Russia already sends 15 million metric tons (about 110 million barrels) of crude annually to China through the Eastern Siberia Pacific Ocean (ESPO) pipeline that was completed in 2009. That is a small percentage of Russia’s total crude production of about 3.8 billion barrels a year.
Rosneft, which controls about 40% of that production, also signed a deal with commodities trading house Trafigura to supply the trading house with about 73 million barrels of crude over the next five years. The Russian behemoth also signed a third deal to supply the Czech Republic with nearly 60 million barrels of crude through 2016.
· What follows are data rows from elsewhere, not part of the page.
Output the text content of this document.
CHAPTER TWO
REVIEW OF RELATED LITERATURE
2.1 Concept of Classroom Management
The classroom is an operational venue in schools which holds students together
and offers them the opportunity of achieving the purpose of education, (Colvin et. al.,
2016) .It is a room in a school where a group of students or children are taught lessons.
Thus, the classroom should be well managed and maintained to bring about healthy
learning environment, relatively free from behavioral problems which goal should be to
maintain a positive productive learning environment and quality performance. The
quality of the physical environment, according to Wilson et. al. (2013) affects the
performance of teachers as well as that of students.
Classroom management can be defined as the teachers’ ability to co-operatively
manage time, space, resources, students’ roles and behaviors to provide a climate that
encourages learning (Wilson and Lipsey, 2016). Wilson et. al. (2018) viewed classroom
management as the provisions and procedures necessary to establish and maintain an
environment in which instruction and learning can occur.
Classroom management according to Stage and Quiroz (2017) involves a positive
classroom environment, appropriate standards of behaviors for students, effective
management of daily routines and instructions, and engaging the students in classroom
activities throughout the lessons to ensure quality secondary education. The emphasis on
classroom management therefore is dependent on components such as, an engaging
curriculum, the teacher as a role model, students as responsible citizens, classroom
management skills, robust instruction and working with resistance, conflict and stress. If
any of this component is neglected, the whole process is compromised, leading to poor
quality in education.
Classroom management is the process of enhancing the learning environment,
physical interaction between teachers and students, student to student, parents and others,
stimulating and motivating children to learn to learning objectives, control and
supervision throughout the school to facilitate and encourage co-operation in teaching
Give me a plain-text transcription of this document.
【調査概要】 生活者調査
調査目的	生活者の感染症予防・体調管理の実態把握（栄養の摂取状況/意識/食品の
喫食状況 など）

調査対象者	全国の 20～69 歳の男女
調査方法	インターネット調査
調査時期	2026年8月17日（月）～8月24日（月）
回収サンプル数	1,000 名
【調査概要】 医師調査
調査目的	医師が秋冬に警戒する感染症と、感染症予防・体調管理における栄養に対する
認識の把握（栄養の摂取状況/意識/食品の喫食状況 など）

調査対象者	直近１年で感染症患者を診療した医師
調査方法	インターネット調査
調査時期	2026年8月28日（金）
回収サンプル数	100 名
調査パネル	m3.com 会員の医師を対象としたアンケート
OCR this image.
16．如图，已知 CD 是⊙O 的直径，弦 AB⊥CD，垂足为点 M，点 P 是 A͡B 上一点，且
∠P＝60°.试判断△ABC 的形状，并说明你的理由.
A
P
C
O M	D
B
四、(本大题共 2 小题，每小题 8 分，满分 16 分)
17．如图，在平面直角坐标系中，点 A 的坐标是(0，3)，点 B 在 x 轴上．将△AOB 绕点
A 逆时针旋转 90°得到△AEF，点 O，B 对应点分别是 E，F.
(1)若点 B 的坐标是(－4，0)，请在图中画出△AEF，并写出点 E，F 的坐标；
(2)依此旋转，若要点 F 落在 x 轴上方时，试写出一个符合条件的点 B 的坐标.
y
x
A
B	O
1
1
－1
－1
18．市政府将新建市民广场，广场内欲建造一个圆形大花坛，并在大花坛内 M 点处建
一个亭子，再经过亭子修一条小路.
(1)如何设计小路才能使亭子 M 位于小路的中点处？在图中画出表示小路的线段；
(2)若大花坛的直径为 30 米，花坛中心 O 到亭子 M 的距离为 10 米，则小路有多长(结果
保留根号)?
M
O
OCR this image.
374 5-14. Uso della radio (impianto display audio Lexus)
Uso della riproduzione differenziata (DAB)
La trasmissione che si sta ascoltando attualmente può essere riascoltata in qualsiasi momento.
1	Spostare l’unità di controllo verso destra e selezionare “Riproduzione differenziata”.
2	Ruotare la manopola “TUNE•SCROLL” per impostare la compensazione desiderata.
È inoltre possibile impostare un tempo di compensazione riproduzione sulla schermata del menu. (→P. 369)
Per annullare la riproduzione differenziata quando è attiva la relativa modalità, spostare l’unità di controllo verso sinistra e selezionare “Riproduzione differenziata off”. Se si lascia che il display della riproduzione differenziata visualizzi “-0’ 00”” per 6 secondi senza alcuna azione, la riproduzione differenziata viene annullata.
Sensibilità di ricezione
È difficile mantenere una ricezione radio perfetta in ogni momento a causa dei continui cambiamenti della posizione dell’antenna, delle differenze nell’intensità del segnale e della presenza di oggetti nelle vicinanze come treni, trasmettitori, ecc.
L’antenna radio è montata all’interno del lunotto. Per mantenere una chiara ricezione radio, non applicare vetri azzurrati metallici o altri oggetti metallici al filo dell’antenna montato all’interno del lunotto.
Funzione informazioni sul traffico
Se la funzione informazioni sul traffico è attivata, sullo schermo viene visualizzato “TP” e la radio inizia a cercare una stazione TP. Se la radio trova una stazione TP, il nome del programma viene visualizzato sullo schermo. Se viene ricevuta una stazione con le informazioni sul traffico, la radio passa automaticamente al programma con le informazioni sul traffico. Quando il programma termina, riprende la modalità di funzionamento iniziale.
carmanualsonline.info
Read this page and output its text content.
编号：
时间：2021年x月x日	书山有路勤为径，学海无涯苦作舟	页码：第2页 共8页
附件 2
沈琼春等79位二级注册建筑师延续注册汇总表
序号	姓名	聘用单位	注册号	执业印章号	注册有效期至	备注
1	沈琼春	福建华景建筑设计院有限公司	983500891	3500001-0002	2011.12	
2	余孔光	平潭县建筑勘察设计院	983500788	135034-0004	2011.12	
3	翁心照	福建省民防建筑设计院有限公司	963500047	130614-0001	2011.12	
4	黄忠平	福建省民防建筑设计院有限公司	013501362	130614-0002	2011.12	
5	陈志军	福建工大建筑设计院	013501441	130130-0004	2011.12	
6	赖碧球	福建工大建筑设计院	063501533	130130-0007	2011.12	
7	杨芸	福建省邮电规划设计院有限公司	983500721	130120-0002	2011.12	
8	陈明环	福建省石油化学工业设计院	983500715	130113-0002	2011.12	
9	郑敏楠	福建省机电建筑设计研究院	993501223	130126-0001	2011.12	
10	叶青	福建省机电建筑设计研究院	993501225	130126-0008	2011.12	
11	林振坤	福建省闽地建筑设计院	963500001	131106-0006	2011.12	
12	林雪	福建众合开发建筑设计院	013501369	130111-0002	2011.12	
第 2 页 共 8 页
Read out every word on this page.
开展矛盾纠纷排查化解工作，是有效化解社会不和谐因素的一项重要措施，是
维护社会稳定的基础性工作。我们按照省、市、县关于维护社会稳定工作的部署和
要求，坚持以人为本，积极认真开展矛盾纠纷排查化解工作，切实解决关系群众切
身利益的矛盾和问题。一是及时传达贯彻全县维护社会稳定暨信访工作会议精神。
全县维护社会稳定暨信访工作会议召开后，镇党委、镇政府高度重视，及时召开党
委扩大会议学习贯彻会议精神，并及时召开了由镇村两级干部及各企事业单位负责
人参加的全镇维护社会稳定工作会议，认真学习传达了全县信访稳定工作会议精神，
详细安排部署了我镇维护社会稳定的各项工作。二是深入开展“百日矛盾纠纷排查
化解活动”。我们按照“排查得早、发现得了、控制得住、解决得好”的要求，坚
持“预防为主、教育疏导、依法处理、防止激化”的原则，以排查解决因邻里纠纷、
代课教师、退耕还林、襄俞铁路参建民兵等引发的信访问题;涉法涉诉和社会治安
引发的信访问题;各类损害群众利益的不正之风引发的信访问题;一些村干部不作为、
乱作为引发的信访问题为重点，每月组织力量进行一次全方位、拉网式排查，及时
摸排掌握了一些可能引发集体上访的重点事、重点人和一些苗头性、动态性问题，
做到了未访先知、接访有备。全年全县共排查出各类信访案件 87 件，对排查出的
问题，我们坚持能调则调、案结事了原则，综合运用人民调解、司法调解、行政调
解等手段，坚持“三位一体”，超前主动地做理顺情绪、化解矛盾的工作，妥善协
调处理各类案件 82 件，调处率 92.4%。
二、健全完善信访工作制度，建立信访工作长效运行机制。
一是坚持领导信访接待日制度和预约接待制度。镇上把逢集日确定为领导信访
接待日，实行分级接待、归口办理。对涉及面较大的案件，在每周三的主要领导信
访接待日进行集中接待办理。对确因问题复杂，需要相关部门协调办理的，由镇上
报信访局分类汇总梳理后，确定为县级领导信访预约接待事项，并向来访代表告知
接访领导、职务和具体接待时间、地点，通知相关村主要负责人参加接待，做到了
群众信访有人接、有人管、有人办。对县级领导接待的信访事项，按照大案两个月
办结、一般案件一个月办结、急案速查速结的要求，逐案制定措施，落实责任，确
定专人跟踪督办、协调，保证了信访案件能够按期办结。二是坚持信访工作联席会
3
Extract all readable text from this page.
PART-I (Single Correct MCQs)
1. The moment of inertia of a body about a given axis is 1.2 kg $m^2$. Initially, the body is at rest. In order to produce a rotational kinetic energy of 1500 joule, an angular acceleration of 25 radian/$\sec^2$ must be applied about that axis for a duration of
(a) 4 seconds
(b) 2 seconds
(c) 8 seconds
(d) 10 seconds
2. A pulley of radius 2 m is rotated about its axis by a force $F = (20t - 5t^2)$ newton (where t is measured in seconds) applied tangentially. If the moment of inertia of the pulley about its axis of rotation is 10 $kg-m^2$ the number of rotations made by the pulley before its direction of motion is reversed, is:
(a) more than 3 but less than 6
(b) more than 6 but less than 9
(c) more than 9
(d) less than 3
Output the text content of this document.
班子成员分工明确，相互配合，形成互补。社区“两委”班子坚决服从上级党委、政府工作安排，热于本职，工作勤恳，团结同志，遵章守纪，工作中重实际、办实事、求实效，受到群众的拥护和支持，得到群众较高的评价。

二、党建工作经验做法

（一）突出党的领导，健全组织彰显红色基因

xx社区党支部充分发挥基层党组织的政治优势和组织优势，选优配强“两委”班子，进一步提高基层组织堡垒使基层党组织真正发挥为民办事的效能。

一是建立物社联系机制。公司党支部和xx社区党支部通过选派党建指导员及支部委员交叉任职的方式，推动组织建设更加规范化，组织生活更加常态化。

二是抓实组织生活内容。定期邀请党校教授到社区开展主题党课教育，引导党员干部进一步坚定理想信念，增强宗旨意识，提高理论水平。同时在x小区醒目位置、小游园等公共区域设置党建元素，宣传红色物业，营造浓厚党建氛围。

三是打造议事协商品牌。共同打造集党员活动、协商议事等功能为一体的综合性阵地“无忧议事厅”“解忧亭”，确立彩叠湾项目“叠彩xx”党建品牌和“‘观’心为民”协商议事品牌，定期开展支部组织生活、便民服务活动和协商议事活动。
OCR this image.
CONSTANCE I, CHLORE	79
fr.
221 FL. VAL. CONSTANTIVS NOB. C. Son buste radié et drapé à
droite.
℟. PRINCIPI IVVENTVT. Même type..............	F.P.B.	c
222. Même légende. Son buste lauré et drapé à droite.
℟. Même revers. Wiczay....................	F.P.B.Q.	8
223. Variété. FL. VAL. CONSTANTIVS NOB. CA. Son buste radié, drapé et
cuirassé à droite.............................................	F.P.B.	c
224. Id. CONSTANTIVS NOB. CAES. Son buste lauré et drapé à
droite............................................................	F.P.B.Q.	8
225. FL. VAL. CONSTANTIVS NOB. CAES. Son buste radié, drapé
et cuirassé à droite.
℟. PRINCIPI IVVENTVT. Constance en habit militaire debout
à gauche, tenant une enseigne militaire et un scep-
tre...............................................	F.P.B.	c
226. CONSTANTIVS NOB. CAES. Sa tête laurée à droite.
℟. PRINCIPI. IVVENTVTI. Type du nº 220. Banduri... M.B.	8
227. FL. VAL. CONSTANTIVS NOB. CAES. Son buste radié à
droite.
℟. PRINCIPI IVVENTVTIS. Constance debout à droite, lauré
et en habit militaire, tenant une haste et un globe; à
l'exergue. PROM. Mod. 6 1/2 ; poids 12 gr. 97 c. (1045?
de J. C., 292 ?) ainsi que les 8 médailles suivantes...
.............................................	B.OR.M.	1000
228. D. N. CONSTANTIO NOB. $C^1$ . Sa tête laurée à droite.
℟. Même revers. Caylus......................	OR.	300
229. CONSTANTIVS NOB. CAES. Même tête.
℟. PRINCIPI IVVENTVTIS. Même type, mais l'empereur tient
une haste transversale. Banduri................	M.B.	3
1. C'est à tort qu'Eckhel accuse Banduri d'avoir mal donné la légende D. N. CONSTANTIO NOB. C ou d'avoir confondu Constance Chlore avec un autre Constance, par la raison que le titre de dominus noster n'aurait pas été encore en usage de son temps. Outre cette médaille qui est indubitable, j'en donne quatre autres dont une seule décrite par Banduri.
Rosneft, which last year acquired all of TNK-BP’s assets from its previous owners, BP PLC (NYSE: BP) and a Russian firm owned by four of the country’s richest oligarchs, has not been a particularly well-run enterprise. The oil giant issued public shares in 2006 at a market cap of around $80 billion, which has shrunk to less than $70 billion today, about the same amount as its net debt. Rosneft paid a total of $55 billion for TNK-BP.
About a quarter of Russia’s GDP comes from its oil and gas production and more than 50% of the country’s total revenues. Falling crude prices and a restive European market for natural gas threaten to weigh heavily on growth. Closer ties with China are the current solution.